Together, she and her eyelashes made history, of a sort. Along with her first husband, Jim Bakker, she helped build an evangelical empire worth millions of dollars—complete with a theme park, resort, and cable television network whose anchor offering, which Jim and Tammy hosted together, was beamed into some 13 million households at its peak in the mid-1980s. It all came crashing down amid charges of financial and sexual impropriety, which sent Jim Bakker to prison, cost him his ministry and made Jessica Hahn—a church secretary with whom he had intimate relations—a household name. His wife would battle a pill problem and bouts of depression. But the collapse of their world did not destroy Tammy Faye—who remarried (to another man who did some time behind bars), returned to cable, albeit briefly (as cohost of the secular “Jim J. and Tammy Faye Show,” with sitcom actor Jim J. Bullock), was memorialized in a documentary, and even wound up on the reality TV show “The Surreal Life,” alongside a former male-porn star. She became a campy icon of pop culture, and she never lost her faith.
Tammy Faye literally came in from the cold—from International Falls, Minn., the oldest kid in a family of eight; her father, a truck driver, and mother divorced when Tammy Faye was 3. She grew up in the Pentacostal church and wrote in her autobiography of having a religious experience when she was 10 that persuaded her to dedicate herself to her faith. As a teenager, she followed her church’s strict edicts and did not indulge in dances or movies. She attended North Central Bible College in Minneapolis, where she met Jim Bakker; he proposed on their first date.

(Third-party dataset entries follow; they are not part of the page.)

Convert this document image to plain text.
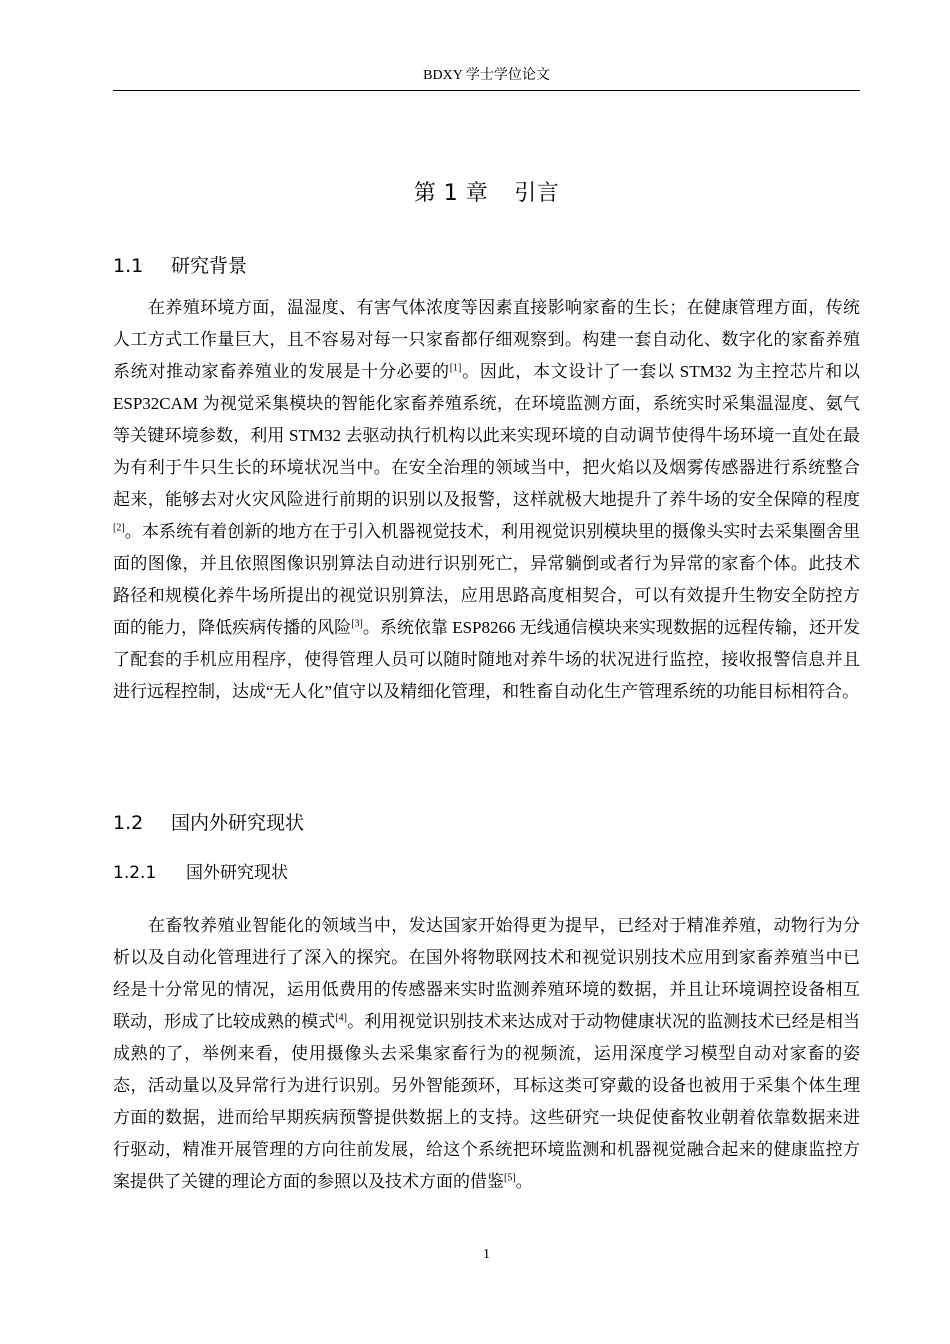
BDXY 学士学位论文
第 1 章 引言
1.1 研究背景

在养殖环境方面，温湿度、有害气体浓度等因素直接影响家畜的生长；在健康管理方面，传统人工方式工作量巨大，且不容易对每一只家畜都仔细观察到。构建一套自动化、数字化的家畜养殖系统对推动家畜养殖业的发展是十分必要的[1]。因此，本文设计了一套以 STM32 为主控芯片和以 ESP32CAM 为视觉采集模块的智能化家畜养殖系统，在环境监测方面，系统实时采集温湿度、氨气等关键环境参数，利用 STM32 去驱动执行机构以此来实现环境的自动调节使得牛场环境一直处在最为有利于牛只生长的环境状况当中。在安全治理的领域当中，把火焰以及烟雾传感器进行系统整合起来，能够去对火灾风险进行前期的识别以及报警，这样就极大地提升了养牛场的安全保障的程度[2]。本系统有着创新的地方在于引入机器视觉技术，利用视觉识别模块里的摄像头实时去采集圈舍里面的图像，并且依照图像识别算法自动进行识别死亡，异常躺倒或者行为异常的家畜个体。此技术路径和规模化养牛场所提出的视觉识别算法，应用思路高度相契合，可以有效提升生物安全防控方面的能力，降低疾病传播的风险[3]。系统依靠 ESP8266 无线通信模块来实现数据的远程传输，还开发了配套的手机应用程序，使得管理人员可以随时随地对养牛场的状况进行监控，接收报警信息并且进行远程控制，达成“无人化”值守以及精细化管理，和牲畜自动化生产管理系统的功能目标相符合。

1.2 国内外研究现状
1.2.1 国外研究现状

在畜牧养殖业智能化的领域当中，发达国家开始得更为提早，已经对于精准养殖，动物行为分析以及自动化管理进行了深入的探究。在国外将物联网技术和视觉识别技术应用到家畜养殖当中已经是十分常见的情况，运用低费用的传感器来实时监测养殖环境的数据，并且让环境调控设备相互联动，形成了比较成熟的模式[4]。利用视觉识别技术来达成对于动物健康状况的监测技术已经是相当成熟的了，举例来看，使用摄像头去采集家畜行为的视频流，运用深度学习模型自动对家畜的姿态，活动量以及异常行为进行识别。另外智能颈环，耳标这类可穿戴的设备也被用于采集个体生理方面的数据，进而给早期疾病预警提供数据上的支持。这些研究一块促使畜牧业朝着依靠数据来进行驱动，精准开展管理的方向往前发展，给这个系统把环境监测和机器视觉融合起来的健康监控方案提供了关键的理论方面的参照以及技术方面的借鉴[5]。

1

An Assembly of God minister, Bakker and his bride hit the tent-show circuit, singing, preaching, and spreading the good word, before Pat Robertson’s Christian Broadcasting Network put them on TV.
They took to the new medium—exhorting the audience with a strange blend of soap-opera drama, Jerry Lewis’s telethon tactics and reality TV. Tammy Faye told viewers about how she felt she had done the devil’s work when she first put on makeup, only to realize, through God, that it was OK. If viewers were suitably moved, they were invited to ring in and purchase Tammy Faye’s own line of cosmetics. She had been discussing her own struggle with addiction to prescription drugs, for which she sought treatment at the Betty Ford Clinic, when less sympathetic stories of the couple’s activities began to break.
After vowing to stand by her man, Tammy Faye divorced Jim during his stint in prison (he was released in 1994), and married a contractor who had worked at the Bakkers’ theme park, Heritage USA. She took his last name, Messner, but by that point, the world knew her simply as Tammy Faye. Though she cut short her appearance on the “Jim J. and Tammy Faye Show,” owing to her initial diagnosis with cancer, the program, cohosted by an openly gay actor, helped cement her status as a friend and supporter of the gay community—which has not always been welcomed by prominent evangelicals. Over the last decade, the limelight has had a hard time letting go of her. She cooperated with the makers of “The Eyes of Tammy Faye,” a sympathetic documentary, appeared as a character on “The Drew Carey Show,” popped up on “Entertainment Tonight” and discussed her illness openly, on “The Larry King Show,” as well as a Sundance channel program featuring her son, Jay Bakker, entitled “One Punk Under God.” (Jay, bedecked with tatoos and piercings, has taken to the family business.) She also maintained her own Web site. Over the weekend, tammyfaye.com went dark. I hope they have L’Oreal Waterproof Lash Out in heaven.